L’epigrafe è tratta da Franco Fortini, A Carlo Cassola, in Una volta per sempre [1963], Einaudi, Torino 1978, p. 212.

Tra le definizioni della narrativa di Cassola date da Cesare Garboli, quella riportata si trova nella recensione Paura e tristezza [1970], confluita in Falbalas. Immagini del Novecento, Garzanti, Milano 1990, p. 35, mentre il ritratto di Giorgio Bassani, Carlo Cassola, la verità sul caso [1955], è in Di là dal cuore, Mondadori, Milano 1984, pp. 180-81 in particolare.

Un profilo dell’autore intitolato Il romanzo delle origini (di cui si cita la p. XXXII) introduce l’impeccabile edizione del volume Carlo Cassola, Racconti e romanzi, a cura di Alba Andreini, «I Meridiani» Mondadori, Milano 2007.
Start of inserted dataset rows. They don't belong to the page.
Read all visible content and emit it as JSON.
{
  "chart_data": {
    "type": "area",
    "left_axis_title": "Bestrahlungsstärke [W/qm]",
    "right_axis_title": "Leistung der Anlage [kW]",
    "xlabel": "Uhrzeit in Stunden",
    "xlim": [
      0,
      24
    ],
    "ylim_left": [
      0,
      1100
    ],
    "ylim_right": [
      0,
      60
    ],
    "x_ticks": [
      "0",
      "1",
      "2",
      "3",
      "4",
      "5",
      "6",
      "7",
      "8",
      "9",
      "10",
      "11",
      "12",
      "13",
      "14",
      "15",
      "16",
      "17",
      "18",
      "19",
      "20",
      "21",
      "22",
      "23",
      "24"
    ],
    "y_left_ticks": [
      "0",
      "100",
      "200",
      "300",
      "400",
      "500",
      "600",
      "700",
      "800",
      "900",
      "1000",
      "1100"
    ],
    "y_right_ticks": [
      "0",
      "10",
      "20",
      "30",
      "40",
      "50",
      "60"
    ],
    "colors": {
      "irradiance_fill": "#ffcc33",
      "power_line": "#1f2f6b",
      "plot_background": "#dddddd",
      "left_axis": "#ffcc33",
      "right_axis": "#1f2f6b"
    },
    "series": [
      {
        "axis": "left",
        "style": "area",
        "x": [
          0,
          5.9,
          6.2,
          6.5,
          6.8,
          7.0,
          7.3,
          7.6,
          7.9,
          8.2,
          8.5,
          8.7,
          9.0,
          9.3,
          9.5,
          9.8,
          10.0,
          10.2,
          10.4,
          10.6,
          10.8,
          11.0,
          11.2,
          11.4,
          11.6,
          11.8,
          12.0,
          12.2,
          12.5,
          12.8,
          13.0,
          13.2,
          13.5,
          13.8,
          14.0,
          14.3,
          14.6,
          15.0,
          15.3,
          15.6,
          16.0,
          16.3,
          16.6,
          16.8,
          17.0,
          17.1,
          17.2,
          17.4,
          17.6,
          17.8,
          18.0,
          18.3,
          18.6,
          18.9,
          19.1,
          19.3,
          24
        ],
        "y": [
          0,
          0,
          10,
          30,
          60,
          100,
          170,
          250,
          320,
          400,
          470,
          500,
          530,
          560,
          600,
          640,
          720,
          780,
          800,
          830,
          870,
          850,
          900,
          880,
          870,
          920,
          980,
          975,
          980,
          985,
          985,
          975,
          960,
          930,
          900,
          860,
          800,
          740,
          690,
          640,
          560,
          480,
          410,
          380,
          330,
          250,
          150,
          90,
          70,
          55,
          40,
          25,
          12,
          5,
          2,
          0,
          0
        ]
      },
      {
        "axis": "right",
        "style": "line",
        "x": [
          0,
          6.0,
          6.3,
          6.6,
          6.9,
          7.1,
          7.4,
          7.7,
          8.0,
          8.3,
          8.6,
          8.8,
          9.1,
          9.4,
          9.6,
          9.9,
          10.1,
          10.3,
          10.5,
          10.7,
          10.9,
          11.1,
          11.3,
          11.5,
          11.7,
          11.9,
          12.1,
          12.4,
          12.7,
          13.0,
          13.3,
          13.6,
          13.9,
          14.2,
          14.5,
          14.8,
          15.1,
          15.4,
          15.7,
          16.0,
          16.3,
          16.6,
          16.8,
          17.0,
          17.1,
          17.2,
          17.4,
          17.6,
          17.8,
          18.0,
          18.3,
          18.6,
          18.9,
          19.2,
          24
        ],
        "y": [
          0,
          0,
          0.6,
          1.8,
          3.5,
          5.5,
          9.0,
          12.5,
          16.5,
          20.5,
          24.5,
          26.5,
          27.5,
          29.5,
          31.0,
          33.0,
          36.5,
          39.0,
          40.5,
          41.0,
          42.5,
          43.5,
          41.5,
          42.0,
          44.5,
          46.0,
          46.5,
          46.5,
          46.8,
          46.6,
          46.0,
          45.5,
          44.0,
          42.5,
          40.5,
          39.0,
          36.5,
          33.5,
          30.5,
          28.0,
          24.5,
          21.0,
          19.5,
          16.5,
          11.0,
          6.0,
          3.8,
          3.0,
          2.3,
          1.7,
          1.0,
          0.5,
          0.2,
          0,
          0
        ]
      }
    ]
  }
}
Manlio Cancogni torna agli anni dell’antico sodalizio nella Introduzione alla recente edizione de Il taglio del bosco pubblicata nella collana Scrittori moderni degli «Oscar» Mondadori (a cura di Alba Andreini, Milano 2011), mentre la valutazione de La visita come «Arcadia dei buoni sentimenti» è nel saggio di Alberto Asor Rosa, Scrittori e popolo. Il populismo nella letteratura italiana contemporanea [1965], Savelli, Roma 19756, p. 267.

Il necrologio dal titolo Cassola [1987] è raccolto da Luigi Baldacci in Novecento passato remoto. Pagine di critica militante, Rizzoli, Milano 2000, p. 392; la rassegna Racconti di Cassola [1954] è accolta nel volume postumo di Niccolò Gallo Scritti letterari di Niccolò Gallo, a cura di Ottavio Cecchi, Cesare Garboli e Gian Carlo Roscioni, Il Polifilo, Milano 1975, p. 96; il rilievo sulle fonti linguistiche proviene da Giovanni Falaschi, “Umili esistenze” in umili carte, in AA.VV., Carlo Cassola, Atti del convegno di Firenze, Palazzo Medici-Riccardi, 3-4 novembre 1989, a cura di G. Falaschi, Becocci, Firenze 1993, p. 118.

L’aneddoto raccontato da Cesare Cases chiude la Tavola rotonda, coordinata da Gian Carlo Ferretti, ibidem, pp. 242-43.